Тетку мою звали Марфа. Но она почему-то не любила своего имени, и потому все величали ее Мария. Была она худой, мослатой, с большими печальными глазами. Детей у нее сроду не было, и она, всякий раз бывая у нас, просила маму: «Пришли на каникулы Генку-то. Нехай пошалыганит вволю. У вас тут и ступить боязно».

Не знала, наверно, тетка, что для шалыганства особых условий не надо. Не фигурное катание. И я такое вытворял в городе, что хуторским и не снилось.

По случаю моего «пришествия» у тетки собралась родня, которая – по родству и крови – стояла еще дальше от меня, чем Марфа-Мария. А потом повалили просто ее знакомые и соседи. Разглядывали нас поочередно: сперва меня, потом – Норму. Я не мог понять, что это за смотрины, пока не явился одноногий мужик на костылях, при медали. Вот он-то все и прояснил. Оказывается, я был единственным, кто пришел «оттуда». Все остальные шли «туда», то есть в Сталинград, а обратно не возвращались. Поэтому он сразу же спросил:

«Ну как там?»

«Жарко», – просто ответил я.

Все притихли, наверно, ждали подробностей.

«Прет?» – снова спросил он.

«Сейчас завяз в улицах», – сказал я фразу, которую услышал от бойцов на переправе.

Где-то далеко погромыхивало. Наверно, это шел бой на Дону, а может, где ближе. Пойми-разбери. Тут, в хуторе, об этом ни в жизнь не узнаешь. И мне вдруг сделалось впервые по-настоящему страшно. Не бездумно, как при первой бомбежке, а как-то осознанно, трезво.

Оказалось, самое страшное во время войны – неведение. Именно в нем жил Атамановский. Радио в хуторе не было, газеты, кто их выписывал, сюда не доходили – их раскуривали по дороге: не было бумаги на самокрутки и цигарки. А в письме что напишет солдат? Жив-здоров, воюет. Все другое – военная тайна.

Вот почему в ту пору рвали душу слухи. Чуть чего и – новость. То, говорят, немцы через час будут в хуторе. То утверждают, что их разбили и гонят без оглядки.

Кто распускал эти слухи, никто не знал. Только были они стремительны, как пожар, и живучи, как трава после него. Но на душе было ой как неспокойно!

Заосенело. С яблони-дички за два дня вместе с дождем сошли и листья. А кислицы еще держались. Цепко они прилепились к веткам своими шершавыми черенками. Принес я их домой целую шапку. На взвар. Тетка смеется: «Их же в рот не возьмешь».

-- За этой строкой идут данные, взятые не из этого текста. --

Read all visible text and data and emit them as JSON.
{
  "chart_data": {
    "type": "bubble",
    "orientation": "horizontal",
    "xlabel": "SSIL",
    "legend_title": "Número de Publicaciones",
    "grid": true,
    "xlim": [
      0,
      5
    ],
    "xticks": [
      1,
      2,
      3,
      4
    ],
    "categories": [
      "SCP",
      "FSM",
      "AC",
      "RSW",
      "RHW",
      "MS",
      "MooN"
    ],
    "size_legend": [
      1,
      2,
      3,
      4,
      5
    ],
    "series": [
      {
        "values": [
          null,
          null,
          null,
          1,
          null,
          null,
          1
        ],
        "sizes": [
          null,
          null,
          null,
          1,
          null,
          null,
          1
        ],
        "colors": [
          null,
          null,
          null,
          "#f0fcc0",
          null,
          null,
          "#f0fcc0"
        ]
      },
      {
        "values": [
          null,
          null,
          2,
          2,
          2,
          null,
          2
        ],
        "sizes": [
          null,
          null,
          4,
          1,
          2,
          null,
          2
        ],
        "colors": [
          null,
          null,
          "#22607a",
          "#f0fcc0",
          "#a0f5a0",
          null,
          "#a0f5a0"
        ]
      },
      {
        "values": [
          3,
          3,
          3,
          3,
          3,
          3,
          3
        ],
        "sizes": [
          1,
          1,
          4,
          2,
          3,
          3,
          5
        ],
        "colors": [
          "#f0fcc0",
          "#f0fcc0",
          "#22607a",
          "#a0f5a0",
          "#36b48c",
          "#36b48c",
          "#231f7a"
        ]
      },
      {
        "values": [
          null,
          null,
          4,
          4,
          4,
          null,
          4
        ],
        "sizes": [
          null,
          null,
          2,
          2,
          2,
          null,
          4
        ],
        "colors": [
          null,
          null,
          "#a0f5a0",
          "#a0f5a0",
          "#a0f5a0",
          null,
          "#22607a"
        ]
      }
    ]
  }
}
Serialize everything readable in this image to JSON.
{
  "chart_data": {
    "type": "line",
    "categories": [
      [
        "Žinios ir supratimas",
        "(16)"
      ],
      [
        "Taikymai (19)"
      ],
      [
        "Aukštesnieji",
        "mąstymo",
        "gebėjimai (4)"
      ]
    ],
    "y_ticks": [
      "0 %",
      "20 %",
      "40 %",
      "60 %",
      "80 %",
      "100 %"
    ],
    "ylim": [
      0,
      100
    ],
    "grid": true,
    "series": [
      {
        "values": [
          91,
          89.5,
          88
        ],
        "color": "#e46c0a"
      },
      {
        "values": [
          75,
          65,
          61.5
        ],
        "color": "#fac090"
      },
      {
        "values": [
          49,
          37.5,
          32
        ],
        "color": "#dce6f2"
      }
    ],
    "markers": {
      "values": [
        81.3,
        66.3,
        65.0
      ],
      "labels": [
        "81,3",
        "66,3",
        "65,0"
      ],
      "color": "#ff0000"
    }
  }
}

Я хрумкнул сразу тремя или четырьмя. Говорю:

«Москву видно, но есть можно».

«Вот бы садовых разжиться».

Чего захотела! Садов-то тут не густо. Не в жилу степнякам это занятие. Подсолнушками двор засевают. Все же какая-никакая, а тень. Потом и лезть в сад ни к кому не охота. У всех то отец, то сын на фронте. А то и тот и другой сразу. Вот эти «тормоза» и останавливали от зловредства.

Заглянул я к тетке в закром – пшенички на донышке. Если к одной стороне примести, может, ведра полтора будет. А впереди зима-зимская.

Слазил в погреб – картошки тоже не густо. Чем жить будем?

Еще тетка переживала радость нашей встречи, а я уже в правление колхоза явился.

Председатель тоже смотрел на меня так же, как другие хуторяне. Вздыхал.

«Пудик я тебе выпишу», – сказал.

«За это спасибо, – вежливо произнес я, резонно рассудив, что лишний пуд в доме не помешает. – Но мне работать надо».

«Чтобы приварок был?» – поймал мою увертливую мысль председатель.

«Конечно».

«Тогда иди на сортоиспытательный, к Укустову».

Сейчас, по-моему, уже никто не помнит, что такое ручной культиватор. А я это «орудие» не забуду до самой смерти. Состояло оно из двух ручников, колесика и – по плоскости – необыкновенно тупых ножей.

Пшеница, рожь, ячмень и еще черт-те что было посеяно длинными ремнями. И вот вдоль этих ремней мы, культурники, как нас звали, шли с настойчивостью обреченных, шли неровным строем. Ни одно определение потливости не подходило: он не катился, не градом тек в три ручья, а, видно, обвалом сходил с нас. Кожанела от соли рубаха, и к концу дня ее можно было ломать, как проржавевшую жесть.